The court rejected Capital One’s argument that the relevant markets in the two cases were different. In addition to the fact that IV had not acquired new patents in the relevant investment funds since filing its antitrust counterclaims in the Virginia case, the court found that no company had licensed IV’s patent portfolio, which indicated there was in fact no market for it. Id. at 43-45. In short, there either was no market or it was the same in both cases. Although the court acknowledged that the lack of a relevant market in the Virginia case was only one of two alternative grounds for dismissal of Capital One’s antitrust claims, the court concluded that the issue of market definition in the Virginia case was “fully and fairly litigated,” and it therefore was appropriate to estop Capital One from re-litigating that issue in this case. Id. at 44-52.
Conclusion
The court’s opinion demonstrates some of the hurdles in advancing antitrust counterclaims against a patent assertion entity.
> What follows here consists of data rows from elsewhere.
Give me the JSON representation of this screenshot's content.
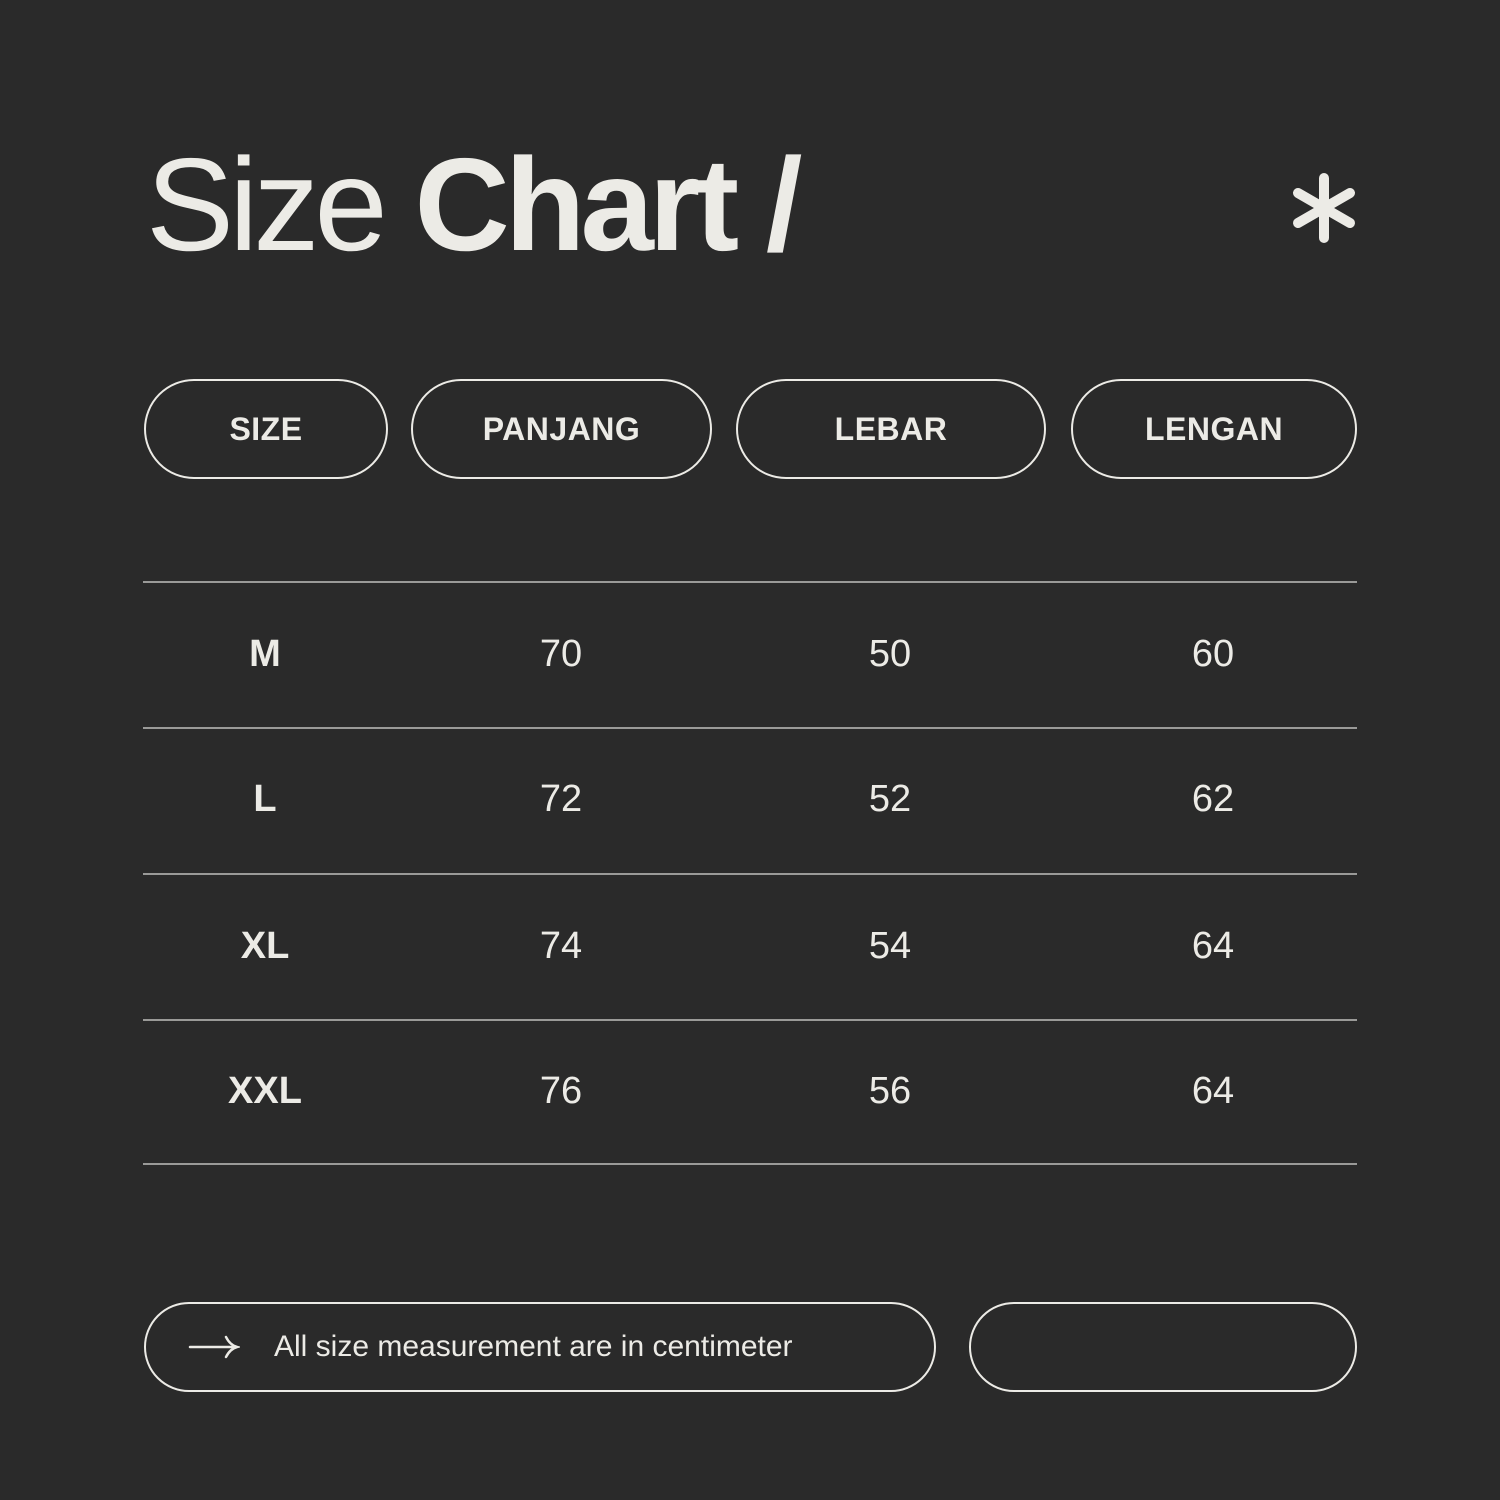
{
  "title": {
    "light": "Size",
    "bold": "Chart /"
  },
  "icons": {
    "decoration": "asterisk-icon",
    "note": "arrow-right-icon"
  },
  "colors": {
    "background": "#2a2a2a",
    "foreground": "#ecebe6",
    "divider": "#9a9a98"
  },
  "table": {
    "headers": [
      "SIZE",
      "PANJANG",
      "LEBAR",
      "LENGAN"
    ],
    "rows": [
      [
        "M",
        "70",
        "50",
        "60"
      ],
      [
        "L",
        "72",
        "52",
        "62"
      ],
      [
        "XL",
        "74",
        "54",
        "64"
      ],
      [
        "XXL",
        "76",
        "56",
        "64"
      ]
    ]
  },
  "footer": {
    "note": "All size measurement are in centimeter",
    "empty_pill": ""
  }
}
Perhaps of greatest importance, the decision focused on the challenge of defining a relevant antitrust market in the context of a demand to license a portfolio of patents, even with the benefit of the views and analyses of two well-credentialed economists. More generally, the court’s decision to grant summary judgment based on Noerr-Pennington immunity (in particular its analysis of the sham litigation exception) and collateral estoppel provides antitrust counterclaim plaintiffs and defendants with useful guideposts for developing evidence to support their arguments. Of course, we have not have heard the final word yet. On December 28, 2017, Capital One filed its notice of appeal in the Federal Circuit.